The international community “is impatiently waiting for the punishment of the aggressors and the murderers of the defenseless people of Gaza,” said Ahmadinejad. He added, in an apparent reference to Jews, “It is no longer acceptable that a small minority would dominate the politics, economy and culture of major parts of the world by its complicated networks, and establish a new form of slavery, and harm the reputation of other nations, even European nations and the U.S., to attain its racist ambitions.”

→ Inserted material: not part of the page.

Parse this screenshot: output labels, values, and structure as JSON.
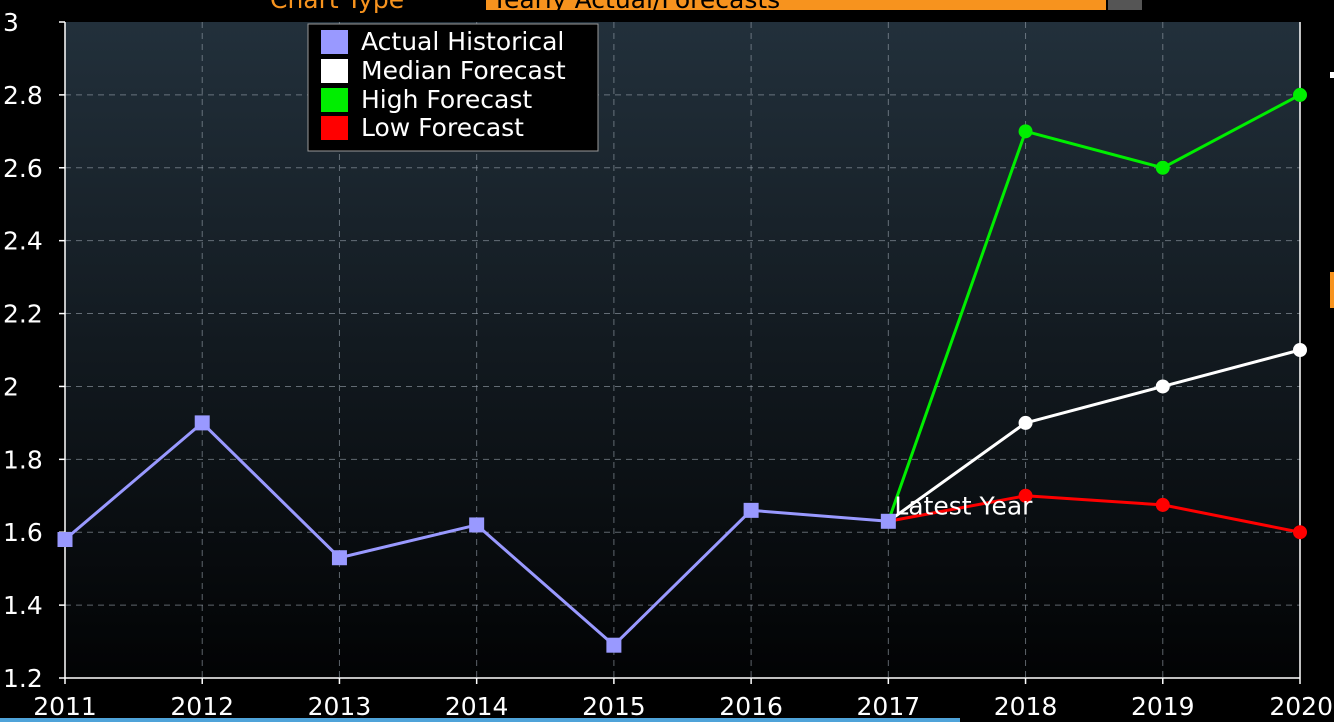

Delegations from Argentina, Australia, Britain, Costa Rica, Denmark, France, Germany, Hungary, Italy, New Zealand and the United States walked out of the General Assembly chambers in protest, with the United States accusing Ahmadinejad of using “hateful, offensive and anti-Semitic rhetoric.”
The Iranian president also criticized the United States, also not by name, saying that it is “not acceptable that some who are several thousands of kilometers away from the Middle East would send their troops for military intervention and for spreading war, bloodshed, aggression, terror and intimidation in the whole region.”
Meanwhile, Argentinian President Cristina Fernandez de Kirchner, in her General Assembly speech, called for the extradition to her country of Iranian officials wanted in the 1994 bombing of the Buenos Aires Jewish center. Among the suspects wanted by Interpol is Ahmed Vahidi, who earlier this month was confirmed as Iran’s defense minister.The 1994 bombing, which killed 85 people, was allegedly carried out by Hezbollah agents with Iranian sponsorship and organization, but Argentina has not been able to bring anyone to justice for perpetrating the attack.
President Obama spoke at the start of Wednesday, saying that Iran and North Korea must be “held accoutnable” for their pursuit of nuclear weapons.
The president also called for Israelis and Palestinians to “re-launch negotiations, without preconditions, that address the permanent-status issues: security for Israelis and Palestinians, borders, refugees and Jerusalem,” he said.
The reference to preconditions appeared to target Palestinian negotiators who insist on a total settlement freeze before renewing talks. Obama’s explicit commitment to comprehensive talks rebuts Israeli efforts to confine talks for now to borders.
Speaking immediately after Obama, Libyan leader Muammar Gadhafi insinuated that Israel was behind the assassination of President John F. Kennedy because he allegedly wanted to launch a probe into its clandestine nuclear program.
“Jack Ruby, an Israeli, killed Lee Harvey Oswald,” the Libyan leader was quoted by the translator as saying. “Why did this Israeli kill Harvey? Ruby later died mysteriously. The whole world should know that Kennedy wanted to investigate the actions of the Israeli nuclear reactor in Dimona.”
Ruby, a local nightclub owner who was Jewish, shot Oswald, the only official suspect in the Kennedy slaying, just days after Oswald’s arrest. Despite persistent conspiracy theories, numerous investigative committees have pointed at Oswald as plotting and carrying out the murder by himself.
The firebrand leader added that the Arabs had historically been friends of the Jewish people and blasted Europe for mistreating the Jews.
“You are the ones that brought on them the Holocaust,” he said.”We gave them havens during the Spanish Inquistion. We are not enemies of the Jews. The Jews will one day need the Arabs, and then the Arabs will give them protection.”